Driverless vehicles to zip at full speed through intersections

December 6, 2012

Driverless vehicles with automated intersection control (credit: Virginia Tech)

Driverless vehicles will safely wiz through intersections at the full speed limit, according to researchers from Virginia Tech Transportation Research.

Autonomous vehicles will turn themselves over to an automated intersection controller, with the controller tweaking their trajectory to prevent crashes, explained Ismail Zohdy of Cairo, Egypt, a Ph.D. student in civil engineering at Virginia Tech, and Hesham Rakha, director of the Center for Sustainable Mobility at the transportation institute and professor of civil engineering at the university.

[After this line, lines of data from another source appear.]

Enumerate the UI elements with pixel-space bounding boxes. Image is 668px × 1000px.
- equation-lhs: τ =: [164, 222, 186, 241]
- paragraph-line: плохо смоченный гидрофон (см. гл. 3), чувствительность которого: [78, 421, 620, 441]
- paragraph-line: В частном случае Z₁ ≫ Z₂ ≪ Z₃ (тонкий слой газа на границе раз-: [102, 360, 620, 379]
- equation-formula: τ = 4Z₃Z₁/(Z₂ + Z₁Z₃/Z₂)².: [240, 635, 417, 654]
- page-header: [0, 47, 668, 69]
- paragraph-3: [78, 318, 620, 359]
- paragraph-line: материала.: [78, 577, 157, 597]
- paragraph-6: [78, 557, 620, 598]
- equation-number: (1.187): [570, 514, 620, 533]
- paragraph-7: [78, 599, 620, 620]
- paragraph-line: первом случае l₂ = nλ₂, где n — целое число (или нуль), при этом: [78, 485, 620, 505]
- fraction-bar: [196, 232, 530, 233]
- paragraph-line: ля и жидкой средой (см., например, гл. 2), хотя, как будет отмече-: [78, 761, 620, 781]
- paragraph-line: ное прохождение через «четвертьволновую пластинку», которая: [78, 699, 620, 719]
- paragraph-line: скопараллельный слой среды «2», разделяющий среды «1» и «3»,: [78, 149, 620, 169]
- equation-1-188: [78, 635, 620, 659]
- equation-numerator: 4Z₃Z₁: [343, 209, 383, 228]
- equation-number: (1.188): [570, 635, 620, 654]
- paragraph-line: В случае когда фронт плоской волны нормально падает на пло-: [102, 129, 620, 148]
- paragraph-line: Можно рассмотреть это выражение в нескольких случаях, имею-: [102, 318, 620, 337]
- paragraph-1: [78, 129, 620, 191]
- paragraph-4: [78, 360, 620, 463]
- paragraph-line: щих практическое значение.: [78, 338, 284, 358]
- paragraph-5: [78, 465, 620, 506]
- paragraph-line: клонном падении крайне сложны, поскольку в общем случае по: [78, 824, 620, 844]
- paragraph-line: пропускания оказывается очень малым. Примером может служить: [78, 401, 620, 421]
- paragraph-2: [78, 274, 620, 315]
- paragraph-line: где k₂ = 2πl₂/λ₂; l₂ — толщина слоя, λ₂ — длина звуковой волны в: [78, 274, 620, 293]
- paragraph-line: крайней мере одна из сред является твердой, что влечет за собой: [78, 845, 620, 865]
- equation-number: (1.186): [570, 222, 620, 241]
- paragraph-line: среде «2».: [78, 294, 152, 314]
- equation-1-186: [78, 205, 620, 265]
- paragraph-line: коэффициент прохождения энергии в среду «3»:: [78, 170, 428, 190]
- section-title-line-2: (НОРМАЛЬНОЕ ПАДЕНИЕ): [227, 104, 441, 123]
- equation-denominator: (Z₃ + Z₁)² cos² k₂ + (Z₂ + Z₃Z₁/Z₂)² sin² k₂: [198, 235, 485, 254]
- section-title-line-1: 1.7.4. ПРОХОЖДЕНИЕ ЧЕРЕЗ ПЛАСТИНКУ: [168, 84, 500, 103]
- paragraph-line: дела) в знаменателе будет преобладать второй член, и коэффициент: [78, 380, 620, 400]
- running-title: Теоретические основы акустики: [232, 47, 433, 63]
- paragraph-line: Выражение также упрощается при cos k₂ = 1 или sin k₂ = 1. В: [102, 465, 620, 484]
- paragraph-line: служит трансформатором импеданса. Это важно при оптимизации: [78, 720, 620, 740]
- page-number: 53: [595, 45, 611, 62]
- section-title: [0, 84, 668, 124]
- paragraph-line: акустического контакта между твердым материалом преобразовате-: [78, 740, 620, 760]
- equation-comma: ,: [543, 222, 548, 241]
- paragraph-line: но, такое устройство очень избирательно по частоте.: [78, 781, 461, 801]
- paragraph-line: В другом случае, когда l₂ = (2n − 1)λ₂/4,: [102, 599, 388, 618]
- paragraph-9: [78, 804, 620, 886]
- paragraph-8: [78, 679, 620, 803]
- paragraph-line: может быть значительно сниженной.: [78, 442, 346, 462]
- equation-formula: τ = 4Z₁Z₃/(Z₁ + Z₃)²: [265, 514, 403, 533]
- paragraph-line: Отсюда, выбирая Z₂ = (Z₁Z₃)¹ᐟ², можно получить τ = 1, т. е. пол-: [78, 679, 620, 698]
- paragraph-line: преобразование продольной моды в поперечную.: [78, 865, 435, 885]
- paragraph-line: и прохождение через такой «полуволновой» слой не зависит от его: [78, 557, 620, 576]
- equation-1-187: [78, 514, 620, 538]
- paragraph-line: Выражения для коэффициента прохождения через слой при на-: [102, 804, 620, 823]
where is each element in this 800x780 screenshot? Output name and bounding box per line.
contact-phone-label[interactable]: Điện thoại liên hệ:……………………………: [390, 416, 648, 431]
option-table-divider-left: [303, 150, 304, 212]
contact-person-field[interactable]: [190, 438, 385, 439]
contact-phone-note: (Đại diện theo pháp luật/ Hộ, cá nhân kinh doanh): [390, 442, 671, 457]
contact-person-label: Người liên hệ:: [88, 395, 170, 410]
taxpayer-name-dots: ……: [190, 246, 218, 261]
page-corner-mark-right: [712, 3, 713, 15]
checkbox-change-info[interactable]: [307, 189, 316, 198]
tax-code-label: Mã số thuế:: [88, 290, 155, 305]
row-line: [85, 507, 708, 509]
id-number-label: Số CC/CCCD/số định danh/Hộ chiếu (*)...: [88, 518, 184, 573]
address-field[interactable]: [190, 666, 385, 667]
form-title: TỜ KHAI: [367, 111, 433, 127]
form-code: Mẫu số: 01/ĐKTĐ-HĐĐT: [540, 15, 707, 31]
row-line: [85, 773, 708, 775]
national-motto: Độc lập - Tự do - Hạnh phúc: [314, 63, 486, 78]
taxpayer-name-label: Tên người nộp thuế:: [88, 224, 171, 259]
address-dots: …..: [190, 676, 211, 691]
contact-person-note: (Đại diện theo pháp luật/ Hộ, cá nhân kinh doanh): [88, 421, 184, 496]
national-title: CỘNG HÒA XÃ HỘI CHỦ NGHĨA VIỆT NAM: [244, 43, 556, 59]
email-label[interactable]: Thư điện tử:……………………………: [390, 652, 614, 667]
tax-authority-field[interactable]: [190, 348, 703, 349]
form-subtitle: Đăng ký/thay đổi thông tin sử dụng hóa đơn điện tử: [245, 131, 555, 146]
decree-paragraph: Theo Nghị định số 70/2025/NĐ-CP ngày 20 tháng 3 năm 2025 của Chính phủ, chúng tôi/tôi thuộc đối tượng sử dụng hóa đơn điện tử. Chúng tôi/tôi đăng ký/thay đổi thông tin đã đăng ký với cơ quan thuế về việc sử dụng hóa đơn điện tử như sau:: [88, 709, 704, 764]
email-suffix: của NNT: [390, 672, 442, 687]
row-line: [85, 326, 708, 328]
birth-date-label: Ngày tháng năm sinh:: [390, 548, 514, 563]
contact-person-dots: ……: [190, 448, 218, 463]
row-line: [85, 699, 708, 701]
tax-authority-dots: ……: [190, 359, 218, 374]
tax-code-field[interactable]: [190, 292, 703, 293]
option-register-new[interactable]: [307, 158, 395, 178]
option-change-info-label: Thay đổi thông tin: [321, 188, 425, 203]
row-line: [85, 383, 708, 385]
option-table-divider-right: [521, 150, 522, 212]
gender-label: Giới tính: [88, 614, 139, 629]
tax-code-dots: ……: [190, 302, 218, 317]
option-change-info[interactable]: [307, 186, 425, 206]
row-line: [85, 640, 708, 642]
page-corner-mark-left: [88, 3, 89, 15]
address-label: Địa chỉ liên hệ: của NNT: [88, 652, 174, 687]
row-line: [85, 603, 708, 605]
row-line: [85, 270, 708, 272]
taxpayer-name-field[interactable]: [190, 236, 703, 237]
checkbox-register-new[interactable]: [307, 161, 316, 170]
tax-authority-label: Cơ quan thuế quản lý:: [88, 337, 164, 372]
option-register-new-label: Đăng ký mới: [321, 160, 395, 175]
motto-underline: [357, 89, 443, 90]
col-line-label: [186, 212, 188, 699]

Driver behavior is considered to be the leading cause of more than 90 percent of accidents, so safety is the primary motivation for driverless vehicles. A driverless vehicle can much more accurately judge distances and velocities, and react instantly to situations that could cause an accident due to a delayed human reaction, the researchers say.

Proposed intersection traffic-control system

The proposed system considers the vehicles’ location, speed, and acceleration plus the surrounding environment, such as weather and intersection characteristics. An intersection controller would allow vehicles to keep moving, reduces the delay for each vehicle compared to traditional intersection control. 

Intelligent transportation systems are an interaction of many complex entities that communicate with each other, such as vehicles, traffic signals, and advisory signs. Driverless vehicles would be capable of interacting with these other entities, according to the researchers.

In Zohdy and Rakha’s research, the intersection controller governs vehicles within 200 meters (218.7 yards) from the intersection. The vehicles report their physical characteristics, such as power, mass, speed, location, and acceleration. “The aim of giving complete authority to the controller is to overcome any selfish behavior by an autonomous vehicle and benefit all vehicles in the intersection zone,” said Zohdy.

“The controller determines the optimum speed and acceleration at each time step for every vehicle within the intersection zone by processing the input data through a real-time simulator/tool.”

The research was done based on a four-way intersection with one vehicle entering from each direction and moving straight through. It has since been expanded and tested on more congested intersections involving not fully deployed systems and comparing this type of control to traffic signal and roundabout control.

Zohdy and Rakha will also be testing their system on a roundabout on the Virginia Tech campus as part of the Connected Vehicle/Infrastructure University Transportation Center.

Their research on Optimizing Driverless Vehicles at Intersections, presented at the Intelligent Transportation Society World Congress in Vienna, won the Best Scientific Paper Award for North America (ITS stands for intelligent transportation systems).